James Benevides was born in Fall River, Massachusetts in 1952. He completed undergraduate studies in zoology at the University of Massachusetts at Amherst (USA) and Masters and Ph.D. studies in the biological sciences at the University of Rhode Island (USA). This was followed by postdoctoral studies in molecular biophysics with Professor George Thomas at the University of Massachusetts at North Dartmouth. It was during this time that he became interested in the application of vibrational spectroscopy for structural studies on DNA and proteins.

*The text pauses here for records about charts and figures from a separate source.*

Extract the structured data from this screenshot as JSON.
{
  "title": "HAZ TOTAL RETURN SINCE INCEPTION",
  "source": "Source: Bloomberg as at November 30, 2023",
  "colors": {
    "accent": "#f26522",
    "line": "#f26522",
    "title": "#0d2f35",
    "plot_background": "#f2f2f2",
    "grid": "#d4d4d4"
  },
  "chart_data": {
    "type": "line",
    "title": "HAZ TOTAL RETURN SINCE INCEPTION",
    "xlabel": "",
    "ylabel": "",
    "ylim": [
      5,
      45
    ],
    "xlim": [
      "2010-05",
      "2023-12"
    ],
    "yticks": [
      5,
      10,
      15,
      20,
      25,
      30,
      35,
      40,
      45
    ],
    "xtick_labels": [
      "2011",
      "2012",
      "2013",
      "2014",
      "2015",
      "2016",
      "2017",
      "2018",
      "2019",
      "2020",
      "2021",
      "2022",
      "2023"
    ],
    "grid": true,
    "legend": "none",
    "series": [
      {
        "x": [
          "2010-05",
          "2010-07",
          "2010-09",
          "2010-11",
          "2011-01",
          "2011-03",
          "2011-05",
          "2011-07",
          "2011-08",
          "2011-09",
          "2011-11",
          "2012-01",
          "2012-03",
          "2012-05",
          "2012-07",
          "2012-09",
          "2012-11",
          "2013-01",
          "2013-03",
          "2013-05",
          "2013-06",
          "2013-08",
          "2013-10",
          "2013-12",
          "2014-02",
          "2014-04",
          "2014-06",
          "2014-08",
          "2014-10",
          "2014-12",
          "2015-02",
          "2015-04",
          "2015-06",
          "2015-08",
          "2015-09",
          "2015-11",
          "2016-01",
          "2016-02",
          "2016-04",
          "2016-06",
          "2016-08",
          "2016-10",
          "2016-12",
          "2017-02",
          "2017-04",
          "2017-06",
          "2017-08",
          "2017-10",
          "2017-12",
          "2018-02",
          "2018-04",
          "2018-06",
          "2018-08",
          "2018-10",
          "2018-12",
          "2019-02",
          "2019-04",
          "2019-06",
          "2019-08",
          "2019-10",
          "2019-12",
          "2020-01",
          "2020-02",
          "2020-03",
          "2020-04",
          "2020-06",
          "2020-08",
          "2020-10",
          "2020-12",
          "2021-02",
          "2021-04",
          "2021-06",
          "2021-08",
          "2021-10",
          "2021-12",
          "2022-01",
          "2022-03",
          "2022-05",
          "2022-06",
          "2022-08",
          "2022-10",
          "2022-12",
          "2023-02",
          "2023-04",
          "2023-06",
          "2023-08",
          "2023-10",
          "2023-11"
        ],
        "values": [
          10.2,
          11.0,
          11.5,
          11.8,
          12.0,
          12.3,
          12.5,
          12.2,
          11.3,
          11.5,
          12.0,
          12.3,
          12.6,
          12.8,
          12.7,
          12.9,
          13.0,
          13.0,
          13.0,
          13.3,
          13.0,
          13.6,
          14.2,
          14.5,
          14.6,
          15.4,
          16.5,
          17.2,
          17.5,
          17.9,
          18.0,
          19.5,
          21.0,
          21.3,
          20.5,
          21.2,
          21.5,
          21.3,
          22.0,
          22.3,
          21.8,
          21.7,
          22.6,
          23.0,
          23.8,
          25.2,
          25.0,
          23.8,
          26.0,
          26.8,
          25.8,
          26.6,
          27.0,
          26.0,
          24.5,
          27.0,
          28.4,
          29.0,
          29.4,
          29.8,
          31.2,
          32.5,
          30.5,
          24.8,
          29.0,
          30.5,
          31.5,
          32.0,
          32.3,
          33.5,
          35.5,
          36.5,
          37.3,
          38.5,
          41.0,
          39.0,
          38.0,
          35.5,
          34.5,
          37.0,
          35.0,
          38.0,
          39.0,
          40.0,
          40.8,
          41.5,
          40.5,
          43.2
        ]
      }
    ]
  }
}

During the early 80’s, he along with Professor Thomas and collaborators at Massachusetts Institute of Technology initiated laser Raman studies on single crystals of DNA. They were the first to demonstrate that crystal packing forces could significantly impact the structure of B-form DNA. They also demonstrated that RNA-DNA hybrid structures were not always dominated by the RNA component. In the mid 80’s he had the opportunity to visit with Professor Masmichi Tsuboi at the University of Tokyo. This was the beginning of a long friendship and a fruitful collaboration with the Thomas Laboratory that led to the development of polarized Raman spectroscopy as a tool for structural studies on DNA and viruses. For the last twenty years Dr. Benevides has been on the faculty at the University of Missouri-Kansas City in the School of Biological Sciences where, in addition to polarized Raman studies, he has utilized Raman spectroscopy to investigate DNA-protein interactions in gene regulatory complexes and viruses.

Profile

Professor George J. Thomas, Jr. was born in New Bedford, Massachusetts on 24 December 1941. He earned his B.S. in chemistry (summa cum laude) at Boston College in 1963, and his Ph.D. in biophysical chemistry at the Massachusetts Institute of Technology (M.I.T.) in 1967. His dissertation research, which was conducted under the supervision of Professor Richard C. Lord, involved the development of Raman spectroscopy as a structural probe of DNA and RNA. He conducted postdoctoral research on nucleic acid structure with Nobel Laureate M. H. F. Wilkins at King’s College (London) in 1967–1968. During the years 1968–1987 Professor Thomas was a member of the Chemistry faculty at the University of Massachusetts in Dartmouth, where he served also as Department Chair. He has also held visiting scientist appointments at the Institute for Protein Research, Osaka University (1975–1976) and Department of Biology, M.I.T. (1982–1983). At the University of Massachusetts he equipped the first state-of-the-art Raman spectroscopy facility for research on biomolecular structures, and directed his research focus toward elucidating structures of nucleoprotein assemblies, including viruses. His landmark studies on viruses have demonstrated the unique advantages of Raman spectroscopy as a probe of protein-nucleic acid recognition. Since 1987 Professor Thomas has served as Distinguished Curators’ Professor and Head of Cell Biology and Biophysics in the School of Biological Sciences at the University of Missouri-Kansas City. His research, which is currently centered on molecular mechanisms of virus assembly, has been funded continuously since 1970 by grants from the U.S. National Institutes of Health and National Science Foundation. He was elected a Fellow of the American Association for the Advancement of Science in 2000 and has held appointments to N.I.H. study sections, N.S.F. review panels, various journal editorial boards and organizing committees of national and international conferences. He has also consulted for a number of pharmaceutical companies.